Hormonal choices are more common: estrogen and progesterone combined in pill form, vaginal ring or a patch.
“When using the combined oral contraceptive pill, we recommend that you use at least a 30 microgram ethinyl estradiol and a monophasic pill,” Dr. Huhmann said, offering Sprintec and Junel as examples with the monthly cycle or Seasonique every three months.
Progesterone-only options include:
- Medroxyprogesterone (Provera), which is not a contraceptive, at 10 to 20 milligrams daily
- Norethindrone acetate (Aygestin), which is not a contraceptive, at 5 to 10 milligrams daily
For patients who need contraception, but want to use a progesterone-only pill, 0.35 milligrams norethindrone (Micronor) or 4 milligrams drospirenone (Slynd) are options.
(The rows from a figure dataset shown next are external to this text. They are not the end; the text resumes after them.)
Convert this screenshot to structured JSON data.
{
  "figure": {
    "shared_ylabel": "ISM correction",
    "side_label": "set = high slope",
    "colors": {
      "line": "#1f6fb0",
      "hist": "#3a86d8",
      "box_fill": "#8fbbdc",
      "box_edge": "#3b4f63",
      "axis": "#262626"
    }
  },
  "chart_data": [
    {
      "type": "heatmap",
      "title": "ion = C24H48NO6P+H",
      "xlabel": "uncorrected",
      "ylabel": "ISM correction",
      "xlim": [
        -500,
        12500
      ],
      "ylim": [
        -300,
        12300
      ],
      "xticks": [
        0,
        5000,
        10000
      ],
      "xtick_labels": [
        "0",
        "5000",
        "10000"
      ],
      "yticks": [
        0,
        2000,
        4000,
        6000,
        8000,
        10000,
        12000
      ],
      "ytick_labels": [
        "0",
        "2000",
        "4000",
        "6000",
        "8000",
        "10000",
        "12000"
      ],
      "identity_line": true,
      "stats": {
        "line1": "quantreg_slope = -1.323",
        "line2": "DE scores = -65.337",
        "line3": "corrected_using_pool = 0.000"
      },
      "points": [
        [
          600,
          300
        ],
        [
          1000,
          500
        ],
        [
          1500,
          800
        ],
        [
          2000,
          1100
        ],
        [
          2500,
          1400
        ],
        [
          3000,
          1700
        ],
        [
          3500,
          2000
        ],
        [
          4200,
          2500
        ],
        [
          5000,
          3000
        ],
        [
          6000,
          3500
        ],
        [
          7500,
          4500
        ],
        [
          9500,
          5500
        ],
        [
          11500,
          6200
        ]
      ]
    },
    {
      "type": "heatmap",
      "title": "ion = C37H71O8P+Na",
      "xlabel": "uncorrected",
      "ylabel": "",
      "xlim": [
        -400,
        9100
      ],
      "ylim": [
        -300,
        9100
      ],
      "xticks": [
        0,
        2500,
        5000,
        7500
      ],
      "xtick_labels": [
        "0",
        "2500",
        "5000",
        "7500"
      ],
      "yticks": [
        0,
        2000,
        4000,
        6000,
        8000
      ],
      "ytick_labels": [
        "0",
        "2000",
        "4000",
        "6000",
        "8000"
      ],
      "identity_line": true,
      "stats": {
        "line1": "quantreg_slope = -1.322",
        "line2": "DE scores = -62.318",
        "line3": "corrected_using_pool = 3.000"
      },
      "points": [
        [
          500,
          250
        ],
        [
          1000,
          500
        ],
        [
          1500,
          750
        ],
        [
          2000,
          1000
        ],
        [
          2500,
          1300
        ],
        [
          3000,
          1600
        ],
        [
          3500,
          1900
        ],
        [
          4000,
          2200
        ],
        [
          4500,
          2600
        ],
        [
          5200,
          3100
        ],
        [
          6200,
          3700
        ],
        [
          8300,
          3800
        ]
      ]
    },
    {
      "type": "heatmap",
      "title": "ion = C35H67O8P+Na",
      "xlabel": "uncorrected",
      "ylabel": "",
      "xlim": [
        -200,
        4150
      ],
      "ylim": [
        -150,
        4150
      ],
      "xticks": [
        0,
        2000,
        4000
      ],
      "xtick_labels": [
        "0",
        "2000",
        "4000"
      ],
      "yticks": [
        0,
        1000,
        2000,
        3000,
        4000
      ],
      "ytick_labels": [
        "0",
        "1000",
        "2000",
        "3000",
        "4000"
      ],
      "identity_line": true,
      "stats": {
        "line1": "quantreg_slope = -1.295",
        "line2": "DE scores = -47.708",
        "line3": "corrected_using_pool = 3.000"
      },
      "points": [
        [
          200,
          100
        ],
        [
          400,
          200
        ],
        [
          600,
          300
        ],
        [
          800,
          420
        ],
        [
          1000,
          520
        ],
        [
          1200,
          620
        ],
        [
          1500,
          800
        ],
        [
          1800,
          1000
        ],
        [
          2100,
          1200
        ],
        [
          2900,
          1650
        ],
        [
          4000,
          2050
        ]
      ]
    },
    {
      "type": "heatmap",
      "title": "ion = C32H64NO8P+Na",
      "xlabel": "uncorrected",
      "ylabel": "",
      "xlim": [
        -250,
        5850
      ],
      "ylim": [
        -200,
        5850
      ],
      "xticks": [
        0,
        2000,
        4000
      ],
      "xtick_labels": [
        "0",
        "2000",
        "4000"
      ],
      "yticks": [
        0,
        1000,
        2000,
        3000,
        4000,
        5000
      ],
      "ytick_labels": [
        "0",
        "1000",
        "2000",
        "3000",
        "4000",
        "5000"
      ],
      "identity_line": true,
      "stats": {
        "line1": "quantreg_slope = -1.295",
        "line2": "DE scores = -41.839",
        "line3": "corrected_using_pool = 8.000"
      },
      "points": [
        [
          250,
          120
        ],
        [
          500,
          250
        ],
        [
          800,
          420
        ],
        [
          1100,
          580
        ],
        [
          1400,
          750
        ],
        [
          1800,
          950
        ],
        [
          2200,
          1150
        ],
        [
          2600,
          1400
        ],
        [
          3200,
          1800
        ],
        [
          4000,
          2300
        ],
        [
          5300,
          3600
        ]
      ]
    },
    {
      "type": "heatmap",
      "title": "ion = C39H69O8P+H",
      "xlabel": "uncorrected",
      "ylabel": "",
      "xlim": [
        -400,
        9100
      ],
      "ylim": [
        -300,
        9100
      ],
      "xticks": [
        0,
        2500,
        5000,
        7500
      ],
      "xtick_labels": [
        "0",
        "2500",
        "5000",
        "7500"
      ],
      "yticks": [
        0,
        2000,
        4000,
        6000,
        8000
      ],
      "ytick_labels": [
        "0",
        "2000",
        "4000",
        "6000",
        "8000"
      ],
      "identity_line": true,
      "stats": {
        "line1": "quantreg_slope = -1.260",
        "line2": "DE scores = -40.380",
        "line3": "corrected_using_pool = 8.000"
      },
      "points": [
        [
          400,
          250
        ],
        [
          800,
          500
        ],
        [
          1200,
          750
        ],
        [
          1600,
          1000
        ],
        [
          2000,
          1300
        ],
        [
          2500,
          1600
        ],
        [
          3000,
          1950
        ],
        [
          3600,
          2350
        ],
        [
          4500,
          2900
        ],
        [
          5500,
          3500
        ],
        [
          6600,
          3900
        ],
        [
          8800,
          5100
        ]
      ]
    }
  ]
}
Other options for contraception and menstrual regulation include medroxyprogesterone acetate (Depo-Provera), the Nexplanon etonogestrel implant or the levonorgestrel intrauterine device.
“The Nexplanon is associated with more irregular breakthrough bleeding that you’ll want to discuss with your patients,” Dr. Huhmann said. “You also may need to supplement with the progesterone-only pill with that implant in order to get better menstrual suppression.”